Scharfes Essen verursacht manchmal nach der Verdauung eine unerwartete Empfindung: ein Brennen im Bereich des Afters. Dieser Eindruck kann überraschen, erklärt sich aber durch einen einfachen biologischen Mechanismus. Der Hauptverantwortliche ist ein Molekül namens Capsaicin, das in Chilischoten vorkommt.
Capsaicin wirkt auf die Schmerzrezeptoren. Im Mund aktiviert es Proteine, die TRPV1-Rezeptoren genannt werden. Diese Nervensensoren reagieren normalerweise auf intensive Hitze ab etwa 43°C. Wenn sich Capsaicin an sie bindet, erhält das Gehirn ein Signal, das dem einer thermischen Verbrennung ähnelt. Das scharfe Gefühl ist also kein Geschmack, sondern eine Schmerzwahrnehmung,
wie die grundlegende Studie gezeigt hat, die den TRPV1-Rezeptor identifizierte.
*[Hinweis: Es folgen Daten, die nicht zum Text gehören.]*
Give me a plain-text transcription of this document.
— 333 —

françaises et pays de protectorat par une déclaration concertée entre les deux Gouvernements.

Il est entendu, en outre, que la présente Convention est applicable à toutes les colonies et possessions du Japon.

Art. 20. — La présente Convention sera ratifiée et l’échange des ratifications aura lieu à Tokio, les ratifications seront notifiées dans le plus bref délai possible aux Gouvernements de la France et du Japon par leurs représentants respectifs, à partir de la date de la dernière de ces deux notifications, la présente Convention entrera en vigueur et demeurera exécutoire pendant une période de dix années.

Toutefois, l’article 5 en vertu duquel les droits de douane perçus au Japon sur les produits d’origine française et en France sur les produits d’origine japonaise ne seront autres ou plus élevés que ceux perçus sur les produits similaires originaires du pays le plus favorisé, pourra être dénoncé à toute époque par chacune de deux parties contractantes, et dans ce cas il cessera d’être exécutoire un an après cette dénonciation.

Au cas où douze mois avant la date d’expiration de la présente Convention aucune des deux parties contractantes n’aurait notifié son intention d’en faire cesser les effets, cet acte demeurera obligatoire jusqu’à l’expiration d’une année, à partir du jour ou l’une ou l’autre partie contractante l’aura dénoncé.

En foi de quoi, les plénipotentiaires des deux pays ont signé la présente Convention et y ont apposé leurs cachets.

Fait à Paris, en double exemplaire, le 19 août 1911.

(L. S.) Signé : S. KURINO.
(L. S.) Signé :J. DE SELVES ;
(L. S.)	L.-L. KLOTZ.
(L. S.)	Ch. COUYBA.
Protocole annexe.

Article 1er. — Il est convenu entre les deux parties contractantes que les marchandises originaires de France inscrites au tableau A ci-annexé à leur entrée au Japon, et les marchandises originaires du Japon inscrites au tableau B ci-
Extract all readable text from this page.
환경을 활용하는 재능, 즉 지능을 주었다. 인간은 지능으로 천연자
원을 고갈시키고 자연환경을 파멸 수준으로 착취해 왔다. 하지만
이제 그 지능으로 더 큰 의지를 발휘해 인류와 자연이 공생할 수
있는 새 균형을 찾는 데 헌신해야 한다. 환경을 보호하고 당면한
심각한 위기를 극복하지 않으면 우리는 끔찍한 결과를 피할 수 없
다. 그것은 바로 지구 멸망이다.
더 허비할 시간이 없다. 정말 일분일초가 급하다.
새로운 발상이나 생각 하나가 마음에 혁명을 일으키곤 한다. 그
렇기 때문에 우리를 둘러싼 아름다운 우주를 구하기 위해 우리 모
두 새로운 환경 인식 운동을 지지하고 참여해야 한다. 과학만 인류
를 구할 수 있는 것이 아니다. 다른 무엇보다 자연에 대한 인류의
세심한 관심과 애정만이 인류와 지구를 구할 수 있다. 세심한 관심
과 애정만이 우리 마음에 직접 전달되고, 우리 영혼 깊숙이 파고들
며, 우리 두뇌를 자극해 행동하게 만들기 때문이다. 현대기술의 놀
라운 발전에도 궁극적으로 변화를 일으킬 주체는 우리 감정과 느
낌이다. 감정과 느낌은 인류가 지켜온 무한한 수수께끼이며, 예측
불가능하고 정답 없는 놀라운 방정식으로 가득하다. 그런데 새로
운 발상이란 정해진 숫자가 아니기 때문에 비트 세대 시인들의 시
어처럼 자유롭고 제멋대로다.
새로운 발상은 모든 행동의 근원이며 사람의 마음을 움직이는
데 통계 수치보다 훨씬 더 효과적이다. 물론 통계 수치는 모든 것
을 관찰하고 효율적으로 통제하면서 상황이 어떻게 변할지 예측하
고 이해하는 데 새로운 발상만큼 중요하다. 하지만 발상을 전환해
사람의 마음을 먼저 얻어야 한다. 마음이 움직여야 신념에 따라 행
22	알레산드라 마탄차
Dieser Rezeptor spielt eine zentrale Rolle bei der Wahrnehmung von Hitze und reizenden Substanzen. Es handelt sich um einen Ionenkanal in sensorischen Neuronen, der durch hohe Temperaturen oder bestimmte chemische Moleküle aktiviert wird. Capsaicin wirkt genau dadurch, dass es diesen biologischen Mechanismus auslöst,
wie mehrere Arbeiten zu den an Schmerz beteiligten TRP-Kanälen zeigen.
Einmal verschluckt, verschwindet Capsaicin nicht vollständig im Verdauungssystem. Ein Teil wird vom Körper aufgenommen, ein anderer durchläuft den Darm, ohne vollständig abgebaut zu werden. Das Molekül bleibt dann biologisch aktiv, wenn es die letzten Abschnitte des Verdauungstrakts erreicht. Forschungen zu den physiologischen Wirkungen von Capsaicin im Darm zeigen, dass es im Verdauungstrakt weiterhin sensorische Rezeptoren aktivieren kann.
Der Enddarm und der After besitzen ebenfalls TRPV1-Rezeptoren. Wenn Rückstände von Capsaicin mit diesen Nervenenden in Kontakt kommen, lösen sie erneut ein Brennsignal aus. Die Empfindung ähnelt dann der im Mund, jedoch in einer viel empfindlicheren Zone. Anatomische Analysen haben gezeigt, dass in dieser Körperregion Nervenfasern vorhanden sind, die TRPV1 exprimieren,
wie eine in der Fachzeitschrift Gut veröffentlichte Studie beschreibt.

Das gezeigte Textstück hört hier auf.